I have been re-reading the great work of Eric Miyeni, especially the O’Mandingo series of books, such as The Only Black at a Dinner Party, published by Jacana Media in 2006. The actor, ex-talk-show host and creative director at the Communications company Chillibush, is one of the talented 10th of what one could call the Black intelligencia of Southern Africa.
Although he can’t still be regarded as young, he was among the few real outspoken and cleverly opinionated writer/creative activists of this often perplexed and perplexing country.
Without having to dwell too much on the person, although I would like to celebrate and ventilate the works of many South Afrikans who have directly or indirectly contributed to our freedom of expression, let me turn to a particular article in this aforementioned book.
In the chapter, A Little Politics Perhaps? Why Not?, subtitled Frankly Indian South African, Miyeni touches upon a topic which is always approached but never really unpacked for its nuanced complexity. He first narrates a childhood story of how an Indian shopkeeper literarily short-changes an illiterate Black woman and how this episode made him feel so powerless and angry at a young age. He then states:
“There are many black people with these horror stories of black South African exploitation at the hands of Indian South Africans. None of these Indian South Africans have ever stood up, like the Afrikaner South Africans and the black South Africans at the TRC, and said, “We are sorry. We benefited largely from apartheid; at times we did horrible things to further exploit our fellow South Africans. We are sorry, and as the Jews say, ‘Never again'”. The Indian South African community has never stood up, spoken in one voice and acknowledged its apartheid sin, asking for forgiveness. And now Fatima Meer has the gall to stand up and blame black people for the lack of Indian South African support for the ANC. This is disgusting to say the least.” (p.201, O’ Mandingo – The Only Black at the dinner table )
What Miyeni is dealing with is a matter that can be stressed further towards many poles. We can either use the tools of analyses learned from our grasp of what Black Consciousness, according to Steve Biko teaches, or we can deal with it as he does from the standpoint of the African National Congresses embrace of a multi-racial democratic South Africa. Whichever tool we use, the Indian South African community will still fall short of the basic test of what it means to be humane. While there is a miniscule number of so called Indians in the ANC or who became members and meaningful contributors in the Black Consciousness movements, the collective amnesia and downright apathy and even cruelty of many of them towards Natives is appalling.
On a personal level, I have been struggling with the tendency of my South African Indian /Muslim comrades to fight for the rights of Palestinians, yet they remain silent or wilfully ignorant of the various struggles taking place all over the Black world, whether it be in the African continent or in Europe or America. It appears as if there is a selective focus on their own ethnic groups or even religious groups. How do I stand up for Palestine when I cannot stand up for Central African Republic, the repressed people of Swaziland or the Shack-dwellers all over Southern Africa.

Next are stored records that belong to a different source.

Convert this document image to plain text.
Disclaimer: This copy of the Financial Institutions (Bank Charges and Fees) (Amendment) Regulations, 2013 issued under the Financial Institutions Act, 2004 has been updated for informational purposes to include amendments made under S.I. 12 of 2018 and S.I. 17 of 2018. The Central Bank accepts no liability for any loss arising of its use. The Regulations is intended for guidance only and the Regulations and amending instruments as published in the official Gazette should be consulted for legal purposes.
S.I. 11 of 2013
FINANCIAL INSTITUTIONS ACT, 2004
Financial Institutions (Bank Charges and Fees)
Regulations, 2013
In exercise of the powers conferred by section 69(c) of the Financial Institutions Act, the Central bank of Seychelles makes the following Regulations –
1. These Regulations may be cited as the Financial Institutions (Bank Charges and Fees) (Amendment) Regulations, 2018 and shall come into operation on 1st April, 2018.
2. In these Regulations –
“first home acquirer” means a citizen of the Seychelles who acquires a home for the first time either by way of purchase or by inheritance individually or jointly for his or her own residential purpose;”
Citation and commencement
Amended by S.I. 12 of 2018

The only person of Indian origin I ever see flying off to offer humanitarian assistance in African lands and even as far as Haiti is the CEO of the NGO, Gift of the Givers. This is a problem that we have dealt with during my days as an active member of the radical political movement, Black First Land First. We have had seminars where we invited everyone, especially tertiary students from UKZN and DUT etc to deal with the Indian Questions, but guess what, NO INDIAN ever attends. We end up debating among ourselves whether our open armed and BC based inclusion of Indians in our movements isn’t vainglorious?
But then again these days, someone may read this and say “But everybody has their Indian.”, citing the BLF’s defence of the Gupta/Zuma ‘faction’. Suffice to say, the enemies of Black peoples liberation and humanity are many, and even those we may think are for us can be our downfall.
I can go on further, and deal with how the relationship between the black people of Kwa-Zulu Natal and their Indian neighbours is far from healed and is a potential powder-keg just waiting for an accidental or incidental spark to blow up. Perhaps it is only through revolutionary violence that freedom is attained, but we must make sure that we do not turn against each other while the main architects of our division still remain comfortably white.
As he states in one of the essays, titled, Are White South Africans Nice People? “…Based on this definition of the word “nice”, my short answer to this tricky question is “No”. Most white South Africans are not nice people. But do I have any scientific research to back up this claim? Sadly, the answer to that question is “No”. So then, on wat do I base this contentious answer regarding my fellow citizens? Well, the explanation is complicated in its simplicity. It’s based on a little research and a little intuition that comes from this little research. First, the research part. I don’t know a single black South African person who does not have a horror story that involves a white South African person. These horror stories range from being beaten to a pulp for no reason other than being black…to having a chef coming out and asking people at every single table at his restaurant how they are enjoying their meals only to skip the only table full of black people, and then say he did not see them …” (p.24, The Only Black …)
There is still a lot that can be said about Miyeni’s vision of a non-racial society and whether it is realistic or not, but I would like to honour him while he lives, for daring to speak his truth.